Contracts and formal agreements were necessary evils of a society in which people don’t trust one another. In his day, as he would say, “your word was your bond.” That seems right in line with the scripture in Proverbs that says, “A good reputation is of greater value than gold.” A good reputation is based largely in a person’s commitment to truth and integrity. If you say you will do it, you do it. That was a given to Daddy, and he had little tolerance for liars.
Say, “I love you.”
Daddy’s mom died when he was little. His dad was a hard, strict taskmaster. “But,” Daddy said, “I knew he loved us.” I don’t know if Aaron Vickery ever said those words, “I love you,” to his son Wilburn. I do know Daddy never failed to say them to me. Actions speak louder than words, but words matter. When words come hard and you haven’t learned that language firsthand, mustering the courage to break the cycle and say, “I love you,” is heroic.
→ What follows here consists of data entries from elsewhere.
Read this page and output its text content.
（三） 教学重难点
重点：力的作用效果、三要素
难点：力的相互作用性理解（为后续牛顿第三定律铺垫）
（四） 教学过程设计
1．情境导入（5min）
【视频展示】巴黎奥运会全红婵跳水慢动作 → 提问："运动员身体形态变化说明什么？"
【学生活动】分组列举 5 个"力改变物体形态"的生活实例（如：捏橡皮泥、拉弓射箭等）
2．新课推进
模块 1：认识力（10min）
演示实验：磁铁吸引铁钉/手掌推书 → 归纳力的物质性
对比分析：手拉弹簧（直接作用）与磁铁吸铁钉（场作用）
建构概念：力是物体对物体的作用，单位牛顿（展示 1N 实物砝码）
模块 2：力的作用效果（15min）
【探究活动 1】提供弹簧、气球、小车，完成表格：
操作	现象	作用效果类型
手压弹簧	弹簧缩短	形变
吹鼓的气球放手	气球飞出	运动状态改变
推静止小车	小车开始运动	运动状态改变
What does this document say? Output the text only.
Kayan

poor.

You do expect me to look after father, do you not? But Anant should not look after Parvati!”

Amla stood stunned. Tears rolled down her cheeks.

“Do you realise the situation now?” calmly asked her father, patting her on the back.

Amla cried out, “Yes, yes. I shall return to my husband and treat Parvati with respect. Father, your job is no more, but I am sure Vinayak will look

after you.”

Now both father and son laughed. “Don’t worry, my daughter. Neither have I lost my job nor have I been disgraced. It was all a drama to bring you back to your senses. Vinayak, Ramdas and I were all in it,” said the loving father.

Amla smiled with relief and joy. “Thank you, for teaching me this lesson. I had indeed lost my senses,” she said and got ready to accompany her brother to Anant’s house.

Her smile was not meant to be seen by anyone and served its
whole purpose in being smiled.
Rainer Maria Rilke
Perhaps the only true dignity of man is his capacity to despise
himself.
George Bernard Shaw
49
We say, “I love you,” a lot in our family. I learned from my daddy...that’s what you do.
Hard work is good.
When I was little, I would hear Daddy get up way before sunrise, pull on his Carhartt overalls, eat a hot breakfast made with love by Mama, grab his Thermos of hot black coffee and head off to a frigid day straddling thick steel beams looming far above the ground. One time, Mama got a call from the hospital asking if she had a husband named Wilburn Vickery. He’d fallen a couple of stories from where he was working, had a concussion, and couldn’t remember anything. He recovered and kept working. One time the blade of a circular saw used for cutting steel flew off and slashed Daddy’s leg and gut so deeply, doctors were amazed he was alive. If not for his fellow iron workers holding his bleeding body up on that beam until they could get a gurney hoisted up to get him, Daddy would have fallen to his death. After a lengthy, painful recovery, he went back to work. He never understood why able-bodied people would choose not to work. He took pride in his work and in providing for our family.
Be generous.
I am still getting mail from the organizations daddy donated to. If there was a TV commercial talking about children battling cancer, he would send money. If there were wounded veterans in need of wheelchairs, he would send money. If there was a natural disaster and people left homeless, he would send money. And, yes, he even sent money to preachers on TV. Every time I would visit, he’d pull some bills from his wallet and ask, “Do you need money, baby?” I’m sure it would take more than my ten fingers to count the number of folks he helped through the years – he just didn’t talk about it. It made him happy to help people. From early roots of poverty to the modest income of an ironworker and, in his later years, a fixed income, Daddy proved that you don’t need to be rich to be generous.
Trust in Jesus.
Daddy and I had vastly different taste when it came to religious preferences. He thought church should be rowdy and loud and demonstrative. Growing up, I always swore when I got big (that never happened), I would go to a church like my friend Marion went to where it was calm and people didn’t yell and scream and run up and down the aisles. After Mama died and I had moved out of Texas, I would brace myself when I’d go to visit Daddy, knowing I was in for a few days of channel surfing that would alternate between classic black-and-white Westerns and TV evangelists, some of whom would have fit perfectly in the “running up and down the aisles” churches of my youth. But though our tastes and even many of our convictions were at odds, the rock-bottom core of Daddy’s faith was this – you can trust in Jesus. A common question, in one form or another, was, “Have you talked to Jesus about it?” I’m inclined to listen to a man who lived 94 years. That’s a lot of time to learn who you can trust.
God, thank you for my daddy – for his long, rich life and all that he taught me. Thank you most of all that I never once wondered if he loved me. That is a gift. Amen.